Além disso, 43 países aderiram ao Desafio da Água Doce, no qual se comprometeram a restaurar 30% dos ecossistemas de água degradados – o que equivale a cerca de 300 mil quilômetros de rios e 350 milhões de hectares de zonas úmidas do planeta até 2030. O objetivo é inovar no uso dos recursos hídricos, criando formas de utilização mais eficazes e menos nocivas para o meio ambiente.
A redução do desperdício de alimentos também entrou na conta: a ONU recomendou reduzir o desperdício alimentar per capita em 50% até 2030 e que até 2050, todas as perdas e desperdícios alimentares sejam integrados numa “bioeconomia circular e utilizados para alimentação animal, melhoria do solo ou produção de bioenergia”.

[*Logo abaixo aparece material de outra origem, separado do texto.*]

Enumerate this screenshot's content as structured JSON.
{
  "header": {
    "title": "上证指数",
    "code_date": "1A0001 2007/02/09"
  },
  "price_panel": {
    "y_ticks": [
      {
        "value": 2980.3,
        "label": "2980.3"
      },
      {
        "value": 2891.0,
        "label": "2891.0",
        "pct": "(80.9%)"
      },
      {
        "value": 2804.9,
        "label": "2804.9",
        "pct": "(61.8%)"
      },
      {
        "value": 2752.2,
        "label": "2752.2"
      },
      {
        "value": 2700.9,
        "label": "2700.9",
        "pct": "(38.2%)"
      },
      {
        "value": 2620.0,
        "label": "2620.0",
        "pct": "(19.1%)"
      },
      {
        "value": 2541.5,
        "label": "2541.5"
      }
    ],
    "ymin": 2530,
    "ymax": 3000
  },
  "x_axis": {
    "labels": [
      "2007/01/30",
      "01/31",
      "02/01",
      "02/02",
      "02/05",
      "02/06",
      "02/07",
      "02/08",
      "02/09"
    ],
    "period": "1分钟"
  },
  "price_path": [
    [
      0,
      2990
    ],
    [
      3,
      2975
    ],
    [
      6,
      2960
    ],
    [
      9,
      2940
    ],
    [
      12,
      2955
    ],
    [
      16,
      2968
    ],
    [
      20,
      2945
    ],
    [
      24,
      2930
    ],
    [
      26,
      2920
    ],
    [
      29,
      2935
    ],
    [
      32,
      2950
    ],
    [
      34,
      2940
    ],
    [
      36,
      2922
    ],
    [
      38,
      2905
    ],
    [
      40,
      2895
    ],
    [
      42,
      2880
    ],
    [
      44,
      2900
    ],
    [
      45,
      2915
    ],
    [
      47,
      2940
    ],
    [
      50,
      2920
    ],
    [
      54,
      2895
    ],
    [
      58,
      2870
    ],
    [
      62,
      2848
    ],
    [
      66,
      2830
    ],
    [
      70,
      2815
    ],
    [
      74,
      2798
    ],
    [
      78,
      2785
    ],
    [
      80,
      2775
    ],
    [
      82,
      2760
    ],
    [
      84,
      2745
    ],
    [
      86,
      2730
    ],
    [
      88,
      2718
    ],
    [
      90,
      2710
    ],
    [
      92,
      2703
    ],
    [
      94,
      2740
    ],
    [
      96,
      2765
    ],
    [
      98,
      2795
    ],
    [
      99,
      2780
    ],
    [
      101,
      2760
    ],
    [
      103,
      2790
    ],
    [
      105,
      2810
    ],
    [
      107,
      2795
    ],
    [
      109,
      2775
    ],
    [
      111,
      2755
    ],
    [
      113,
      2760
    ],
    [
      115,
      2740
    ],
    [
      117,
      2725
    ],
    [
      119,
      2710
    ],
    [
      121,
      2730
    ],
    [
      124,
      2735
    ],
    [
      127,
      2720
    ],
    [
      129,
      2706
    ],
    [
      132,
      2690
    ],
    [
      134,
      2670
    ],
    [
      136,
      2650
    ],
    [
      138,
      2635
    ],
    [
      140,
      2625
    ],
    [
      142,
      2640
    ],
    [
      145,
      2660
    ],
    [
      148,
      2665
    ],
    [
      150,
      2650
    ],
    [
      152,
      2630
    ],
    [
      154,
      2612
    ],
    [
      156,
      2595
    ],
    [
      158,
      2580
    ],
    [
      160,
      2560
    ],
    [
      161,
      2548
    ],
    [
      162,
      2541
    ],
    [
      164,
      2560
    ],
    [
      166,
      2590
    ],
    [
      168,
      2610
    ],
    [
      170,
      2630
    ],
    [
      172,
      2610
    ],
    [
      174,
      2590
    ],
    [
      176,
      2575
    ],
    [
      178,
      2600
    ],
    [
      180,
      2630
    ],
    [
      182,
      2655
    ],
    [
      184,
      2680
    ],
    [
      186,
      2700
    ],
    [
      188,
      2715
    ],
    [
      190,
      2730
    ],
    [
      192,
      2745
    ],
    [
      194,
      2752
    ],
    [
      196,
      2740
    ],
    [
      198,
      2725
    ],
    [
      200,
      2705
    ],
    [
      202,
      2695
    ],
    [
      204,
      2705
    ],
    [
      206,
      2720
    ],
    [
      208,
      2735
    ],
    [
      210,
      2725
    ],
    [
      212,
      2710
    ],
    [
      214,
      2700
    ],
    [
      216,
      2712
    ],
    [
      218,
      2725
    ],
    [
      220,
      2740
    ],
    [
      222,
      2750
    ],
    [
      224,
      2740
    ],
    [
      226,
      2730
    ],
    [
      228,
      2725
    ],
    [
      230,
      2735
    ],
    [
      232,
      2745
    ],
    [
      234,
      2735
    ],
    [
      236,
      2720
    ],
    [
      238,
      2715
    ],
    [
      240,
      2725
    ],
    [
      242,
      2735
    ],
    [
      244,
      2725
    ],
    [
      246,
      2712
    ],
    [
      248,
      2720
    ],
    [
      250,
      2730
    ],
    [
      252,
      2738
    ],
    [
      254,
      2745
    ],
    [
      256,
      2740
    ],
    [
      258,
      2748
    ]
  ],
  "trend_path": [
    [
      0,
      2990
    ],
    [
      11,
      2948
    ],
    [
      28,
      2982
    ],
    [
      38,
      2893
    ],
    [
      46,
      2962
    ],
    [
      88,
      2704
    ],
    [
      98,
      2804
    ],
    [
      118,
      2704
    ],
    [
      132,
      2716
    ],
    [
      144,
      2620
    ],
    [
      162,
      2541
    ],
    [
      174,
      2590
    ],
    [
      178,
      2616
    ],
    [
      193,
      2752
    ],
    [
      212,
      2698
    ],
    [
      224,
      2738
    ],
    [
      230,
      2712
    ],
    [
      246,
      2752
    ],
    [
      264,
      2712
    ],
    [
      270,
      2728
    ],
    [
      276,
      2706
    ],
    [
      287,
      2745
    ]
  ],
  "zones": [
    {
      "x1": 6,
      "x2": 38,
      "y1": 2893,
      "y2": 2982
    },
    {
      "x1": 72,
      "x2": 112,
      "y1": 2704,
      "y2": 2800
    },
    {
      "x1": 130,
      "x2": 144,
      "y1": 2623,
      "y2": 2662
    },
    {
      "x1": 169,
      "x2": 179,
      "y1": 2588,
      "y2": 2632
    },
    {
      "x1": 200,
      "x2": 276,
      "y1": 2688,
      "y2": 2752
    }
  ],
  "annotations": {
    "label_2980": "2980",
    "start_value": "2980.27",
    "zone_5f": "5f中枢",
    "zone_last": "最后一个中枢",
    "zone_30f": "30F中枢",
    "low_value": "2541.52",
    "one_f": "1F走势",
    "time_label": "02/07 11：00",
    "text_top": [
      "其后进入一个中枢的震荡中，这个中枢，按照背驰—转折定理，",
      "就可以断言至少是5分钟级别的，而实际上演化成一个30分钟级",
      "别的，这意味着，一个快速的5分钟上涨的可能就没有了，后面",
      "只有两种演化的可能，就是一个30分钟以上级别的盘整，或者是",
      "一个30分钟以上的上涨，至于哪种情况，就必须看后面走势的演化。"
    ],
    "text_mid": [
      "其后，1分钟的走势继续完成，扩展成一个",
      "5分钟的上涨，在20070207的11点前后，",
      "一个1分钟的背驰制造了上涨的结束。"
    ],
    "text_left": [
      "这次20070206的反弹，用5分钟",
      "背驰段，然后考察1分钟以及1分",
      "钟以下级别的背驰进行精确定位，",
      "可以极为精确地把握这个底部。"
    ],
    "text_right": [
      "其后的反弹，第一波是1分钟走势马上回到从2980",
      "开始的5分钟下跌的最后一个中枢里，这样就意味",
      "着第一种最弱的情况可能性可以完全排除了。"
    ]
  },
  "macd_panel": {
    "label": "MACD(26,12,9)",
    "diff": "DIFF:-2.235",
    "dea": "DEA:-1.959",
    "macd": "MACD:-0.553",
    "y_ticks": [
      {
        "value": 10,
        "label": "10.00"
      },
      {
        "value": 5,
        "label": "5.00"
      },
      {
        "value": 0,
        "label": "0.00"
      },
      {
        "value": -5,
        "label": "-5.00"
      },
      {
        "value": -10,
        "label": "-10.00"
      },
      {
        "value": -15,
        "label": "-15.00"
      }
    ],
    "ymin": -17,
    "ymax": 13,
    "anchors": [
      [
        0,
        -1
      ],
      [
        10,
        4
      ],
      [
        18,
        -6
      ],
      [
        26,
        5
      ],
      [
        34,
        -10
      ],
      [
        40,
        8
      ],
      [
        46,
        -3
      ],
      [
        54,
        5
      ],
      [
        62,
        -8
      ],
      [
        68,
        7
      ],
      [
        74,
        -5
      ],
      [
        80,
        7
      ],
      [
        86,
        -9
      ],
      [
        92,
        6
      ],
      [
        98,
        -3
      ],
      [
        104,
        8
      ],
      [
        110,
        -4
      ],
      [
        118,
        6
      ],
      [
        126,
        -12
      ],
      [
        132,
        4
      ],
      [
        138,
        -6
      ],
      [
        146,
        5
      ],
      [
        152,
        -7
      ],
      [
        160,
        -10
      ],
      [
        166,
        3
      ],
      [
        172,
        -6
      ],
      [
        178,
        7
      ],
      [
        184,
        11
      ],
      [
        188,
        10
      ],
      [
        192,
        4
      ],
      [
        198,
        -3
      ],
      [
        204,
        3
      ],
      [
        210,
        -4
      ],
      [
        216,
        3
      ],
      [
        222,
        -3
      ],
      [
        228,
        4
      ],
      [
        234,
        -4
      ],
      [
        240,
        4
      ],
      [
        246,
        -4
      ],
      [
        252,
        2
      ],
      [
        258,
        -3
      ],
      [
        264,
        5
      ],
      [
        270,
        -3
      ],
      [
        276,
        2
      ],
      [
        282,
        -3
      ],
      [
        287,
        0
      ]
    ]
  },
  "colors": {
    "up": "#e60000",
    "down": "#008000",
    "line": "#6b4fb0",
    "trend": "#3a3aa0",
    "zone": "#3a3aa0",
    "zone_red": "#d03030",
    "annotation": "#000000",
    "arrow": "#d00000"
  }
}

“Finalmente está sendo dada a devida atenção ao papel da agricultura e dos sistemas alimentares”, disse Andrew Deutz, Diretor Geral de Política Global e Financiamento para a Conservação na TNC.
Apoio financeiro
Na última semana, os Estados Unidos e os Emirados Árabes Unidos anunciaram um esforço conjunto para ampliar para US$ 17 bilhões o financiamento para promover a agricultura favorável ao clima em todo o mundo. Os recursos são da Missão de Inovação Agrícola para o Clima (AIM for Climate), lançada em 2021 na COP26 em Glasgow, com recursos de governos, empresas e organizações não governamentais.
Outro grupo, composto por cerca de 20 empresas líderes do setor de alimentação em conjunto com o governo dos Emirados Árabes Unidos criou a First Movers Coalition for Food, iniciativa que utiliza o poder de compra de grandes marcas como Nestlé, Pepsico e Danone – estimado entre US$ 10 bilhões e US$ 20 bilhões até 2030 – para pressionar a adoção de práticas mais sustentáveis pelos produtores globais de alimentos.
Além dos compromissos empresariais, a coalisão First Movers anunciou que seus 95 membros assumiram coletivamente compromissos para desenvolver tecnologias de descarbonização até 2030 – e para o qual irão investir US$ 15 bilhões com a meta de reduzir até 29 milhões de toneladas de CO2 em emissões por ano. O compromisso é válido para emissões de escopo 1, 2 e 3, pois contempla monitorar e apoiar na redução de emissões de toda a cadeia, e não apenas próprias.
“Sem financiamento, você não pode pedir dos países em desenvolvimento que eles façam uma transição, porque eles têm todas as agendas acumuladas, agravadas pela mudança do clima”, comentou o embaixador André Corrêa do Lago, secretário para Clima, Energia e Meio Ambiente do Ministério das Relações Exteriores e negociador-chefe da delegação do Brasil na COP 28, no início da conferência.
O último levantamento do governo brasileiro calculou em cerca de US$ 57 bilhões o total de recursos anunciados durante a COP28. Entre os destaques estão o Fundo Verde para o Clima, de US$ 3,5 bilhões e um financiamento climático oferecido pelos Emirados Árabes unidos em parceria com o Banco Mundial, no valor de US$ 30 bilhões.
“Somos o que fazemos, não o que dizemos”. A frase é do presidente da COP28, Sultan al-Jaber, e indica o tom das conclusões finais do encontro, que teve alguns marcos históricos, vai depender, em grande medida, da vontade política de governos e empresas e, em alguma medida, da conscientização das pessoas sobre o preço que já estamos pagando pela mudança no clima do planeta.